Hi ladybirder,
I know that from my age of eleven onwards, it was the strain of living a double life.
My dad set up home in a town thirty miles away with a woman he knew in the early days of his marriage to my mother. They had the whole nine yards - house, car, dog, son (!) and he lived there under an assumed name.
As far as we were concerned, he was sleeping over the wineshop he managed for a national chain when his own business ran into financial problems - coming home Wednesday and Saturday nights to our home. It all came out when i was 24, he left that day, and I never saw or heard from him again. When he died, he left instructions that neither I or my mum and two sisters were to be infomed of his death until after his funeral - not sure if he thought we would turn up - but yes, he was arrogane enough to think that.
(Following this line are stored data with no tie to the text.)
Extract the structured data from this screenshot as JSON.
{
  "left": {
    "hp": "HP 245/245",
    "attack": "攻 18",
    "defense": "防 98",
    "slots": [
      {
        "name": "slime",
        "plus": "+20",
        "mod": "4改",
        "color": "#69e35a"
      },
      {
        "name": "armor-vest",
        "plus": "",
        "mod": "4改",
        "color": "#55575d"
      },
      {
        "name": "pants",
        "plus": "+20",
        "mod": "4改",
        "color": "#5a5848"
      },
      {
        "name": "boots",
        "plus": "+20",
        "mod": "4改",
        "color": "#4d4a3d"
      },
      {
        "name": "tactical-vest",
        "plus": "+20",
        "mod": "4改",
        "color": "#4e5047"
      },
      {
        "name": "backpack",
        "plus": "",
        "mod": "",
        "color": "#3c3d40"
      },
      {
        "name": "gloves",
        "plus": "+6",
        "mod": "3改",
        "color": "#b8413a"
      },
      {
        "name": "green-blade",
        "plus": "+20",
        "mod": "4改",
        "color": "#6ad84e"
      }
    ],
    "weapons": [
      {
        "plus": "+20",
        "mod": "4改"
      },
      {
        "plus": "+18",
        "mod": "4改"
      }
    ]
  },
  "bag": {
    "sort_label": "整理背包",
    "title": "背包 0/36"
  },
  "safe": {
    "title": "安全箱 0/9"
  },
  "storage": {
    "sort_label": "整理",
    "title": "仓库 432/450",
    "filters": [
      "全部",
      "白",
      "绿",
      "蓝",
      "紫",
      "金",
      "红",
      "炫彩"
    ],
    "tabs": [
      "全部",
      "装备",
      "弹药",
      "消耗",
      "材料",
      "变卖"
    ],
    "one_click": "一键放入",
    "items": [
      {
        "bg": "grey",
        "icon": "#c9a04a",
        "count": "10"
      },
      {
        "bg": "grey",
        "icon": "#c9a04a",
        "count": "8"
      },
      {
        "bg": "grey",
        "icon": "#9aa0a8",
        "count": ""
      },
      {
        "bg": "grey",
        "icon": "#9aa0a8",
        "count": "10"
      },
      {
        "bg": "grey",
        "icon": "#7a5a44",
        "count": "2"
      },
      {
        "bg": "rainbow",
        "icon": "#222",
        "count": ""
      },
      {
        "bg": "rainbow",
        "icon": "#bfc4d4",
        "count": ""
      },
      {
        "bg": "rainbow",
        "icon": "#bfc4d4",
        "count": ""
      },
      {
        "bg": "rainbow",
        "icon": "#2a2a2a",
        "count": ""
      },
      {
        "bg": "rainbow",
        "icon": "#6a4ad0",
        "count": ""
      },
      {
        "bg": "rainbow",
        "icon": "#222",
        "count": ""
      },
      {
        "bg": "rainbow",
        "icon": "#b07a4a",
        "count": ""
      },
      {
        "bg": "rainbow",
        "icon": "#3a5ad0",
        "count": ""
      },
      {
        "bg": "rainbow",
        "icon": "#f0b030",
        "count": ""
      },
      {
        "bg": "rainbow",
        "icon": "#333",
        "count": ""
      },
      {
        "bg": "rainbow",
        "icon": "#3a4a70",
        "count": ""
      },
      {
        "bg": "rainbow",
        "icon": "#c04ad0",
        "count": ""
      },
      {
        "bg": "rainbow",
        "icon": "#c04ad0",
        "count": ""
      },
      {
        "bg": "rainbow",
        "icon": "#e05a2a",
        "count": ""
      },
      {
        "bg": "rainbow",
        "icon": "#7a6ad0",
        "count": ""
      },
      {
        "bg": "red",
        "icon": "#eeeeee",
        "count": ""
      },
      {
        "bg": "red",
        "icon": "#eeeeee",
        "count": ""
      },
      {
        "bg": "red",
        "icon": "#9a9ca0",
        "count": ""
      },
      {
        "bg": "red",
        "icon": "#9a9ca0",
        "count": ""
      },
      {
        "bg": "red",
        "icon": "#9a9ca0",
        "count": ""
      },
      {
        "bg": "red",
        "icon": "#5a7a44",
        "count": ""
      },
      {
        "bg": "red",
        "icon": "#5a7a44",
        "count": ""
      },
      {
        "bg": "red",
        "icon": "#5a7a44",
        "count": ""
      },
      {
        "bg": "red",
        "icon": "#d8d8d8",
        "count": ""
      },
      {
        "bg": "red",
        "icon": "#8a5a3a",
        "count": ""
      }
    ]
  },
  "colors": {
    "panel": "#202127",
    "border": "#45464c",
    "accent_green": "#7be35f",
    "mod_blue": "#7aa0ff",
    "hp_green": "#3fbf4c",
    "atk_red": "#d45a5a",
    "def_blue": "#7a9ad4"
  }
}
In many ways he was a duplicitous, violent, nasty man, but i think (or i like to think) that he loved me in his own way, he just didn;t like or understand the person I was, or the man i grew into, so he would constantly put me down and row with me, and I would avoid being with him or speaking to him unless i absolutely had to.
Like I said, my daughters have benefited greatly because i have been totally the opposite to him - I have made time to know them, and be with them, and enjoy their company, and we are still very cose as they enjoy their own babies and children.
I feel blessed that I managed to get right what he got wrong - but i could have done without eh constant belittling and yelling as I was growing up. But as Nietzsche says, what doesn't kill us makes us strong - and I think I know what he was talking about.